Slow Windows 8 Enterprise Adoption

As a Windows 8 site dedicated to the enterprise, we believe that there is a lot of potential for Windows 8 to rock the business world. That said, it doesn’t take a fortune teller to predict that its slow adoption will likely continue into 2013.

Gartner says that businesses aren’t ready for Windows 8 just yet. That said, I don’t agree with the analysts at Gartner that are suggesting that 90% of enterprises will skip Windows 8 altogether. Instead, I feel that the slow pace of Windows 8 will continue into the 1st (maybe even 2nd) quarter of 2013. As businesses start to understand that a unified Windows 8 and Windows Phone 8 experience can help overall efficiency, I believe that things will start to turn in Microsoft’s favor.

More businesses will likely be considering Windows 8 for their mobility needs by mid-to-late 2013. I do believe that Windows 7 will still continue to dominate overall in the enterprise environment, but many companies will take a mixed approach: they will keep Windows 7 on the desktop but will adopt Windows Phone 8 and Windows 8/RT devices for their mobility needs.

Windows PC Dominance Continues to Fade

Again, this seems like an obvious one. Consumers are buying less PCs and more tablets and phones for their households. By 2015, Gartner believes that 80 percent of handsets will be smartphones and that only 20 percent will run on Windows Phone.

As far as the enterprise world is concerned, Gartner believes that 90% of enterprises will support at least two mobile operating systems, and in the next five years 65% of businesses will use some kind of mobile-device management solution.

There are many other predictions from Gartner, which you can check out by clicking the source, but these are certainly the big hitters.

I honestly agree for the most part, but let’s understand that even if Windows 8 isn’t going to be a big part of the enterprise world right away, that doesn’t mean it isn’t a good OS.

Let’s think about this for a second.

Why Windows 8 could be a win for Enterprise Situations

A stunning 90% of businesses by 2015 will support two or more mobile operating systems, likely on top of some form of desktop Windows as well– at least according to Gartner.
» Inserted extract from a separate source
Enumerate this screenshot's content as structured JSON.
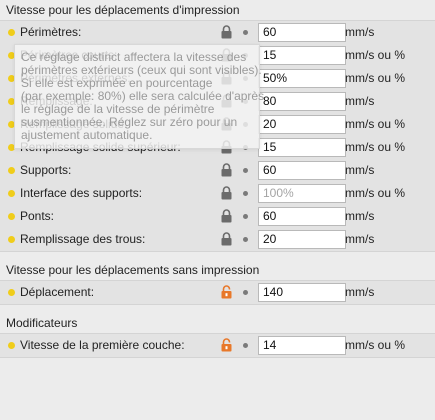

Think of the IT and admin costs for training and maintaining these multiple systems.

While iOS and Android can work with a Windows-based enterprise environment, going all Windows across the board can truly eliminate frustration, confusion and training/maintenance costs.

If you own a small business and have need of tablets and a unified phone program for your company, why not consider Windows 8? It will make life easier across the board. This is even more true if your company utilizes in-house programs. You can eventually make a Metro-version of your software and will find that this version can play nicely with Windows RT, Windows 8 and Windows Phone 8 with just a little porting work.

Are you a business considering Windows 8, if so, what is holding you back right now?